A partir do próximo ano, a Reforma Tributária trará mudanças no preenchimento nas notas fiscais dos empreendedores. Em breve, será necessário completar os campos do Imposto sobre Bens e Serviços (IBS) e da Contribuição sobre Bens e Serviços (CBS) nos documentos fiscais.
O Sebrae preparou um material com as principais perguntas e respostas sobre o tema e como ele irá afetar os pequenos negócios, confira no fim da matéria.
Os pequenos negócios precisam se preparar desde já para as mudanças trazidas pela Reforma Tributária. É fundamental que os empreendedores busquem capacitação e façam um planejamento adequado junto aos seus contadores para entender os impactos específicos no seu negócio.
Décio Lima, presidente do Sebrae
A implementação será gradual:
- 2026 será o ano de testes com alíquotas simbólicas;
- Em setembro de 2026 as empresas do Simples devem escolher a forma de recolhimento do IBS/CBS para o 1º semestre de 2027;
- 2027 marca o início da cobrança efetiva da CBS (substituindo PIS e Cofins);
- A partir de 2029, o IBS começa a substituir ICMS e ISS;
- A transição completa se encerrará em 2033, quando os impostos antigos serão totalmente extintos;
- Para os pequenos negócios, o Simples Nacional será mantido, mas com uma novidade: as empresas poderão escolher se recolhem IBS e CBS pelas tabelas do Simples ou pelo regime regular. O MEI não será afetado e continuará com valores fixos mensais.

Reforma tributária
A mudança substitui cinco tributos (ICMS, ISS, PIS, Cofins e IPI) por dois novos impostos: o IBS (Imposto sobre Bens e Serviços) e a CBS (Contribuição Social sobre Bens e Serviços).

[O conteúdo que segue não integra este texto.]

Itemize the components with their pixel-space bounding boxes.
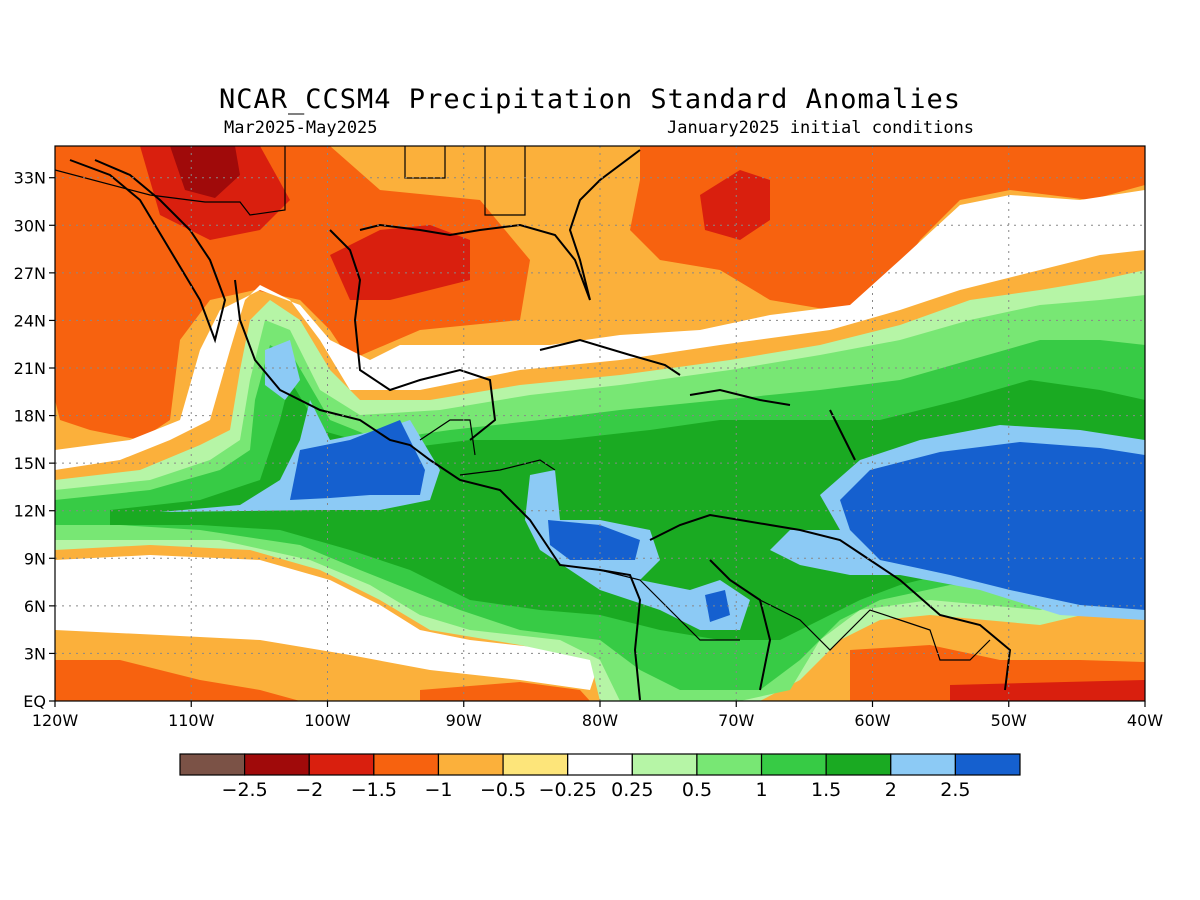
- forecast-period: Mar2025-May2025: [224, 118, 378, 138]
- colorbar-label: 1: [755, 779, 767, 801]
- colorbar-swatch: [631, 753, 698, 776]
- colorbar-label: 2: [885, 779, 897, 801]
- lat-tick-label: 18N: [14, 407, 46, 426]
- lon-tick-label: 80W: [582, 711, 618, 730]
- lat-tick-label: 27N: [14, 264, 46, 283]
- anomaly-region-dry-south: [55, 660, 300, 701]
- colorbar-swatch: [244, 753, 310, 776]
- colorbar-label: −0.25: [539, 779, 597, 801]
- anomaly-region-wet-extreme-mexico: [265, 340, 300, 400]
- colorbar-swatch: [373, 753, 440, 776]
- colorbar-swatch: [502, 753, 569, 776]
- lon-tick-label: 60W: [854, 711, 890, 730]
- lon-tick-label: 100W: [304, 711, 351, 730]
- lon-tick-label: 120W: [32, 711, 79, 730]
- map-plot-area: [55, 146, 1145, 701]
- colorbar: −2.5 −2 −1.5 −1 −0.5 −0.25 0.25 0.5 1 1.5 2 2.5: [179, 753, 1021, 801]
- anomaly-region-verydry-guiana: [950, 680, 1145, 701]
- colorbar-label: −1.5: [351, 779, 397, 801]
- anomaly-region-extreme-dry: [170, 146, 240, 198]
- colorbar-swatch: [567, 753, 633, 776]
- colorbar-label: −0.5: [480, 779, 526, 801]
- lon-tick-label: 110W: [168, 711, 215, 730]
- initial-conditions: January2025 initial conditions: [667, 118, 975, 138]
- colorbar-swatch: [954, 753, 1021, 776]
- lon-tick-label: 90W: [446, 711, 482, 730]
- colorbar-swatch: [696, 753, 763, 776]
- colorbar-swatch: [890, 753, 956, 776]
- colorbar-label: −2.5: [222, 779, 268, 801]
- lat-tick-label: 33N: [14, 169, 46, 188]
- lon-tick-label: 70W: [718, 711, 754, 730]
- axis-ticks: 120W 110W 100W 90W 80W 70W 60W 50W 40W EQ 3N 6N 9N 12…: [14, 169, 1164, 730]
- lon-tick-label: 50W: [991, 711, 1027, 730]
- lat-tick-label: 30N: [14, 216, 46, 235]
- lon-tick-label: 40W: [1127, 711, 1163, 730]
- map-title: NCAR_CCSM4 Precipitation Standard Anomal…: [219, 84, 961, 115]
- lat-tick-label: 24N: [14, 311, 46, 330]
- lat-tick-label: 21N: [14, 359, 46, 378]
- colorbar-label: −2: [295, 779, 323, 801]
- colorbar-label: 0.25: [611, 779, 653, 801]
- colorbar-label: 2.5: [940, 779, 970, 801]
- anomaly-region-neutral-band: [55, 190, 1145, 470]
- anomaly-region-wet-max-colombia: [705, 590, 730, 622]
- political-borders: [55, 146, 991, 661]
- anomaly-region-wet-max-central: [548, 520, 640, 560]
- lat-tick-label: 12N: [14, 502, 46, 521]
- lat-tick-label: 9N: [24, 549, 46, 568]
- colorbar-label: 0.5: [682, 779, 712, 801]
- lat-tick-label: EQ: [23, 692, 46, 711]
- lat-tick-label: 15N: [14, 454, 46, 473]
- colorbar-swatch: [437, 753, 504, 776]
- anomaly-region-dry-south2: [420, 682, 590, 701]
- grid-lines: [55, 146, 1145, 701]
- colorbar-swatch: [308, 753, 375, 776]
- anomaly-region-wet-max-atlantic: [840, 442, 1145, 610]
- lat-tick-label: 6N: [24, 597, 46, 616]
- anomaly-region-verydry-gulf: [330, 225, 470, 300]
- lat-tick-label: 3N: [24, 644, 46, 663]
- colorbar-swatch: [825, 753, 892, 776]
- anomaly-region-verydry-atlantic: [700, 170, 770, 240]
- colorbar-swatch: [179, 753, 246, 776]
- colorbar-label: −1: [424, 779, 452, 801]
- colorbar-swatch: [760, 753, 827, 776]
- colorbar-label: 1.5: [811, 779, 841, 801]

O objetivo é simplificar a tributação, reduzir a burocracia e tornar o sistema mais transparente, sem aumentar a carga tributária total.
O IBS será estadual e municipal, substituindo o ICMS e o ISS, enquanto a CBS será federal, no lugar do PIS, Cofins e parte do IPI. Juntos, formam o IVA (Imposto sobre Valor Agregado), seguindo o modelo adotado por mais de 170 países.
A alíquota total estimada fica entre 26% e 28%, mas setores essenciais como saúde e educação terão redução de 60%, e produtos da cesta básica terão alíquota zero. O sistema permitirá créditos tributários amplos, evitando a tributação em cascata.